Обитатели села Целебеева
Именитые люди, не побрезгуйте нашим селом: частенько наезживало сюда вашего брата и никому уж под конец не удивлялись. Нос не дерите, никакого не будет толку: поспешите, людей насмешите – мужики вас осмеют, и пойдут прочь гурьбой, сморкаясь в руку; оставят одного на лугу перед утками: ходи, мол, один, собирай себе цветы, удивляй уток: разве учительшу повстречаешь; а что учительша: такая, право, гадость.
Ничему-то, как есть, не удивляется народ. Приедешь, гостем будешь; всякими тебя пирогами угостят – голодным не отпустят: лошадям овсеца подсыплют, ямщику поднесут сотку: живи себе на здоровье, отращивай жир: не хочешь, Бог тебе судья: свой век без тебя сумеют прожить целе-беевцы.

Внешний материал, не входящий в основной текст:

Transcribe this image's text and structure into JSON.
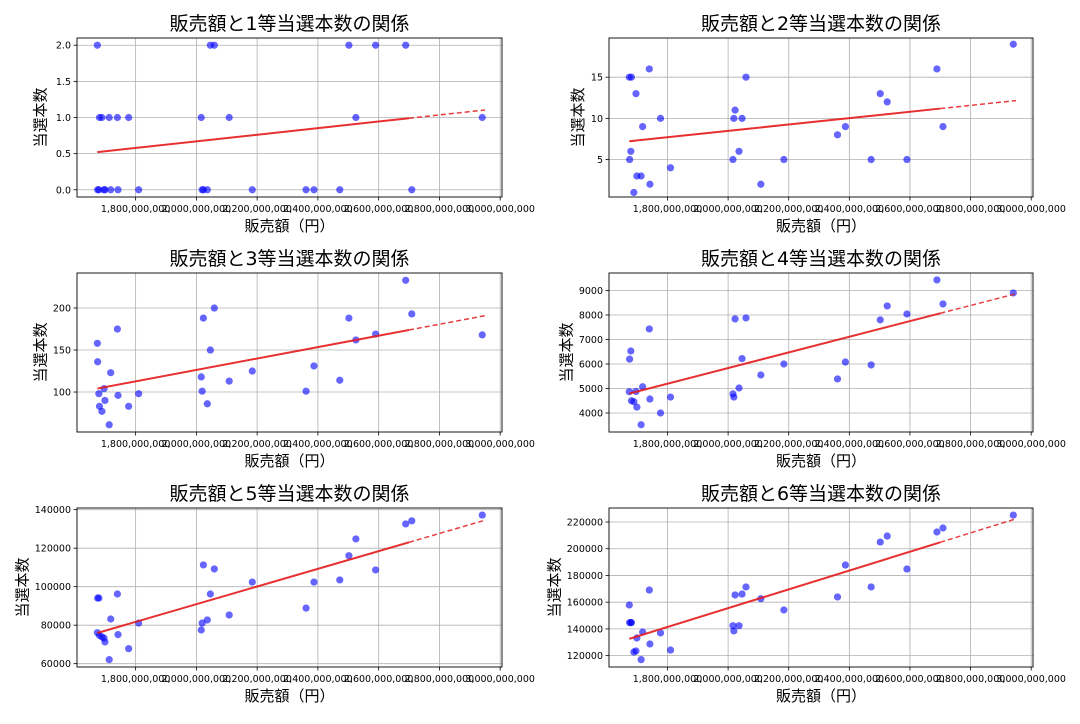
{
  "chart_data": [
    {
      "type": "scatter",
      "title": "販売額と1等当選本数の関係",
      "xlabel": "販売額（円）",
      "ylabel": "当選本数",
      "xlim": [
        1607000000,
        3006000000
      ],
      "ylim": [
        -0.1,
        2.1
      ],
      "xticks": [
        1800000000,
        2000000000,
        2200000000,
        2400000000,
        2600000000,
        2800000000,
        3000000000
      ],
      "xtick_labels": [
        "1,800,000,000",
        "2,000,000,000",
        "2,200,000,000",
        "2,400,000,000",
        "2,600,000,000",
        "2,800,000,000",
        "3,000,000,000"
      ],
      "yticks": [
        0,
        0.5,
        1,
        1.5,
        2
      ],
      "ytick_labels": [
        "0.0",
        "0.5",
        "1.0",
        "1.5",
        "2.0"
      ],
      "grid": true,
      "x": [
        1674000000,
        1675000000,
        1679000000,
        1681000000,
        1689000000,
        1696000000,
        1699000000,
        1713000000,
        1718000000,
        1740000000,
        1742000000,
        1777000000,
        1810000000,
        2016000000,
        2019000000,
        2023000000,
        2036000000,
        2046000000,
        2059000000,
        2108000000,
        2184000000,
        2361000000,
        2387000000,
        2472000000,
        2502000000,
        2525000000,
        2590000000,
        2689000000,
        2709000000,
        2941000000
      ],
      "y": [
        2,
        0,
        0,
        1,
        1,
        0,
        0,
        1,
        0,
        1,
        0,
        1,
        0,
        1,
        0,
        0,
        0,
        2,
        2,
        1,
        0,
        0,
        0,
        0,
        2,
        1,
        2,
        2,
        0,
        1
      ]
    },
    {
      "type": "scatter",
      "title": "販売額と2等当選本数の関係",
      "xlabel": "販売額（円）",
      "ylabel": "当選本数",
      "xlim": [
        1607000000,
        3006000000
      ],
      "ylim": [
        0.45,
        19.76
      ],
      "xticks": [
        1800000000,
        2000000000,
        2200000000,
        2400000000,
        2600000000,
        2800000000,
        3000000000
      ],
      "xtick_labels": [
        "1,800,000,000",
        "2,000,000,000",
        "2,200,000,000",
        "2,400,000,000",
        "2,600,000,000",
        "2,800,000,000",
        "3,000,000,000"
      ],
      "yticks": [
        5,
        10,
        15
      ],
      "ytick_labels": [
        "5",
        "10",
        "15"
      ],
      "grid": true,
      "x": [
        1674000000,
        1675000000,
        1679000000,
        1681000000,
        1689000000,
        1696000000,
        1699000000,
        1713000000,
        1718000000,
        1740000000,
        1742000000,
        1777000000,
        1810000000,
        2016000000,
        2019000000,
        2023000000,
        2036000000,
        2046000000,
        2059000000,
        2108000000,
        2184000000,
        2361000000,
        2387000000,
        2472000000,
        2502000000,
        2525000000,
        2590000000,
        2689000000,
        2709000000,
        2941000000
      ],
      "y": [
        15,
        5,
        6,
        15,
        1,
        13,
        3,
        3,
        9,
        16,
        2,
        10,
        4,
        5,
        10,
        11,
        6,
        10,
        15,
        2,
        5,
        8,
        9,
        5,
        13,
        12,
        5,
        16,
        9,
        19
      ]
    },
    {
      "type": "scatter",
      "title": "販売額と3等当選本数の関係",
      "xlabel": "販売額（円）",
      "ylabel": "当選本数",
      "xlim": [
        1607000000,
        3006000000
      ],
      "ylim": [
        52.4,
        241.7
      ],
      "xticks": [
        1800000000,
        2000000000,
        2200000000,
        2400000000,
        2600000000,
        2800000000,
        3000000000
      ],
      "xtick_labels": [
        "1,800,000,000",
        "2,000,000,000",
        "2,200,000,000",
        "2,400,000,000",
        "2,600,000,000",
        "2,800,000,000",
        "3,000,000,000"
      ],
      "yticks": [
        100,
        150,
        200
      ],
      "ytick_labels": [
        "100",
        "150",
        "200"
      ],
      "grid": true,
      "x": [
        1674000000,
        1675000000,
        1679000000,
        1681000000,
        1689000000,
        1696000000,
        1699000000,
        1713000000,
        1718000000,
        1740000000,
        1742000000,
        1777000000,
        1810000000,
        2016000000,
        2019000000,
        2023000000,
        2036000000,
        2046000000,
        2059000000,
        2108000000,
        2184000000,
        2361000000,
        2387000000,
        2472000000,
        2502000000,
        2525000000,
        2590000000,
        2689000000,
        2709000000,
        2941000000
      ],
      "y": [
        158,
        136,
        98,
        83,
        77,
        104,
        90,
        61,
        123,
        175,
        96,
        83,
        98,
        118,
        101,
        188,
        86,
        150,
        200,
        113,
        125,
        101,
        131,
        114,
        188,
        162,
        169,
        233,
        193,
        168
      ]
    },
    {
      "type": "scatter",
      "title": "販売額と4等当選本数の関係",
      "xlabel": "販売額（円）",
      "ylabel": "当選本数",
      "xlim": [
        1607000000,
        3006000000
      ],
      "ylim": [
        3224,
        9714
      ],
      "xticks": [
        1800000000,
        2000000000,
        2200000000,
        2400000000,
        2600000000,
        2800000000,
        3000000000
      ],
      "xtick_labels": [
        "1,800,000,000",
        "2,000,000,000",
        "2,200,000,000",
        "2,400,000,000",
        "2,600,000,000",
        "2,800,000,000",
        "3,000,000,000"
      ],
      "yticks": [
        4000,
        5000,
        6000,
        7000,
        8000,
        9000
      ],
      "ytick_labels": [
        "4000",
        "5000",
        "6000",
        "7000",
        "8000",
        "9000"
      ],
      "grid": true,
      "x": [
        1674000000,
        1675000000,
        1679000000,
        1681000000,
        1689000000,
        1696000000,
        1699000000,
        1713000000,
        1718000000,
        1740000000,
        1742000000,
        1777000000,
        1810000000,
        2016000000,
        2019000000,
        2023000000,
        2036000000,
        2046000000,
        2059000000,
        2108000000,
        2184000000,
        2361000000,
        2387000000,
        2472000000,
        2502000000,
        2525000000,
        2590000000,
        2689000000,
        2709000000,
        2941000000
      ],
      "y": [
        4870,
        6200,
        6530,
        4500,
        4460,
        4880,
        4240,
        3520,
        5070,
        7430,
        4570,
        4000,
        4650,
        4780,
        4650,
        7840,
        5020,
        6220,
        7880,
        5550,
        6000,
        5390,
        6080,
        5960,
        7800,
        8370,
        8040,
        9430,
        8450,
        8900
      ]
    },
    {
      "type": "scatter",
      "title": "販売額と5等当選本数の関係",
      "xlabel": "販売額（円）",
      "ylabel": "当選本数",
      "xlim": [
        1607000000,
        3006000000
      ],
      "ylim": [
        58270,
        140870
      ],
      "xticks": [
        1800000000,
        2000000000,
        2200000000,
        2400000000,
        2600000000,
        2800000000,
        3000000000
      ],
      "xtick_labels": [
        "1,800,000,000",
        "2,000,000,000",
        "2,200,000,000",
        "2,400,000,000",
        "2,600,000,000",
        "2,800,000,000",
        "3,000,000,000"
      ],
      "yticks": [
        60000,
        80000,
        100000,
        120000,
        140000
      ],
      "ytick_labels": [
        "60000",
        "80000",
        "100000",
        "120000",
        "140000"
      ],
      "grid": true,
      "x": [
        1674000000,
        1675000000,
        1679000000,
        1681000000,
        1689000000,
        1696000000,
        1699000000,
        1713000000,
        1718000000,
        1740000000,
        1742000000,
        1777000000,
        1810000000,
        2016000000,
        2019000000,
        2023000000,
        2036000000,
        2046000000,
        2059000000,
        2108000000,
        2184000000,
        2361000000,
        2387000000,
        2472000000,
        2502000000,
        2525000000,
        2590000000,
        2689000000,
        2709000000,
        2941000000
      ],
      "y": [
        76100,
        94100,
        94100,
        74700,
        73900,
        73300,
        71300,
        62100,
        83200,
        96200,
        75100,
        67800,
        81100,
        77500,
        81100,
        111300,
        82700,
        96200,
        109200,
        85300,
        102400,
        88900,
        102400,
        103500,
        116100,
        124800,
        108700,
        132600,
        134200,
        137200
      ]
    },
    {
      "type": "scatter",
      "title": "販売額と6等当選本数の関係",
      "xlabel": "販売額（円）",
      "ylabel": "当選本数",
      "xlim": [
        1607000000,
        3006000000
      ],
      "ylim": [
        111500,
        230470
      ],
      "xticks": [
        1800000000,
        2000000000,
        2200000000,
        2400000000,
        2600000000,
        2800000000,
        3000000000
      ],
      "xtick_labels": [
        "1,800,000,000",
        "2,000,000,000",
        "2,200,000,000",
        "2,400,000,000",
        "2,600,000,000",
        "2,800,000,000",
        "3,000,000,000"
      ],
      "yticks": [
        120000,
        140000,
        160000,
        180000,
        200000,
        220000
      ],
      "ytick_labels": [
        "120000",
        "140000",
        "160000",
        "180000",
        "200000",
        "220000"
      ],
      "grid": true,
      "x": [
        1674000000,
        1675000000,
        1679000000,
        1681000000,
        1689000000,
        1696000000,
        1699000000,
        1713000000,
        1718000000,
        1740000000,
        1742000000,
        1777000000,
        1810000000,
        2016000000,
        2019000000,
        2023000000,
        2036000000,
        2046000000,
        2059000000,
        2108000000,
        2184000000,
        2361000000,
        2387000000,
        2472000000,
        2502000000,
        2525000000,
        2590000000,
        2689000000,
        2709000000,
        2941000000
      ],
      "y": [
        157900,
        144700,
        144700,
        144700,
        122700,
        123500,
        133200,
        117000,
        137700,
        169100,
        128700,
        137000,
        124200,
        142400,
        138500,
        165400,
        142400,
        166100,
        171400,
        162600,
        154200,
        163900,
        187800,
        171400,
        205000,
        209500,
        184800,
        212500,
        215500,
        225200
      ]
    }
  ],
  "style": {
    "point_color": "#0000ff",
    "trend_color": "#e41a1c",
    "grid_color": "#b0b0b0",
    "trend_solid_end": 2700000000,
    "trend_dashed_end": 2950000000
  }
}
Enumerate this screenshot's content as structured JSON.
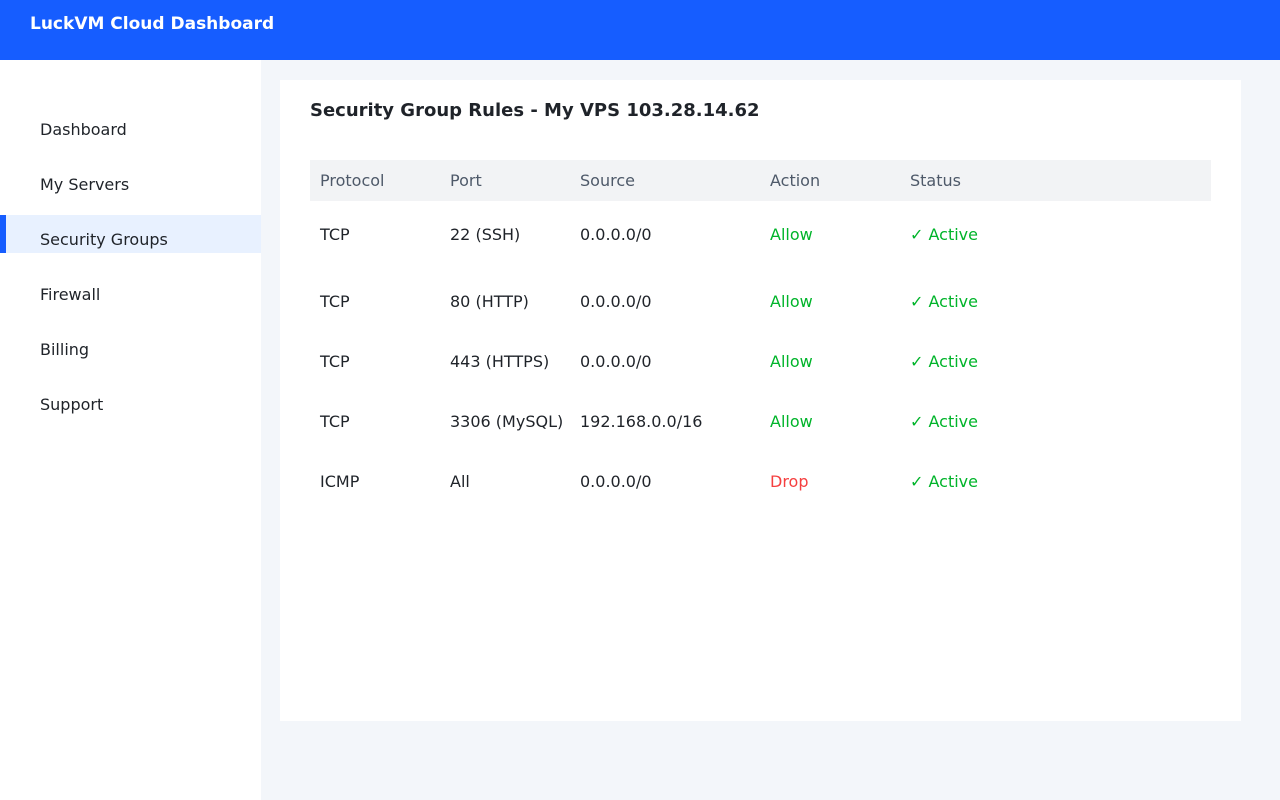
{
  "header": {
    "title": "LuckVM Cloud Dashboard"
  },
  "sidebar": {
    "items": [
      {
        "label": "Dashboard",
        "active": false
      },
      {
        "label": "My Servers",
        "active": false
      },
      {
        "label": "Security Groups",
        "active": true
      },
      {
        "label": "Firewall",
        "active": false
      },
      {
        "label": "Billing",
        "active": false
      },
      {
        "label": "Support",
        "active": false
      }
    ]
  },
  "main": {
    "title": "Security Group Rules - My VPS 103.28.14.62",
    "table": {
      "columns": [
        "Protocol",
        "Port",
        "Source",
        "Action",
        "Status"
      ],
      "rows": [
        {
          "protocol": "TCP",
          "port": "22 (SSH)",
          "source": "0.0.0.0/0",
          "action": "Allow",
          "status": "✓ Active"
        },
        {
          "protocol": "TCP",
          "port": "80 (HTTP)",
          "source": "0.0.0.0/0",
          "action": "Allow",
          "status": "✓ Active"
        },
        {
          "protocol": "TCP",
          "port": "443 (HTTPS)",
          "source": "0.0.0.0/0",
          "action": "Allow",
          "status": "✓ Active"
        },
        {
          "protocol": "TCP",
          "port": "3306 (MySQL)",
          "source": "192.168.0.0/16",
          "action": "Allow",
          "status": "✓ Active"
        },
        {
          "protocol": "ICMP",
          "port": "All",
          "source": "0.0.0.0/0",
          "action": "Drop",
          "status": "✓ Active"
        }
      ]
    }
  },
  "colors": {
    "brand": "#165dff",
    "allow": "#00b42a",
    "drop": "#f53f3f",
    "active_nav_bg": "#e8f1ff"
  }
}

Как начнет, бывало, болтливая баба по пальцам пересчитывать именитых гостей, – кого-кого не насчитает: и купца Еропегина, богатейшего лиховского мукомола, и отца благочинного из Воронья, и барона Тодрабе-Граабена, важного генерала (сынка Граабеной старушки, проживающей в Гуголеве), и гостей из Москвы: это гости к поповнам всё ездили, дочерям покойного целебеевского батюшки, девицам достойным, о которых многое есть кое-чего порассказать: обзавелись они тут домком после родителевой смерти – Аграфена Яковлевна, Домна Яковлевна и Варвара Яковлевна; так вот: к ним и студенты хаживали, и сочинители, да: однажды песеннику нас появился: их петь заставлял, с девками хороводы водил, а сам в книжечку все записывал. – «Песельник, и скубент ли, забастовщик ли, – говорили добрые люди, – а, пожалуй, што и забастовщик: долго тут парни горланили апосля: «Вставай, подымайся, рабочий народ!» А куда подымаца? И без него на работу всякий со светом у нас подыматся!»… Станет бойкая баба по пальцам пересчитывать, и будет казаться тебе, что у русского люда только и есть, пожалуй, одно дело: жить в Целебееве или ездить в Целебеево; пересчитала бы всех гостей баба, разве что не хватает пальцев: глазами уставится в землю, а у самой в лице важная эдакая небрежность: «Мы-де сами с усами»…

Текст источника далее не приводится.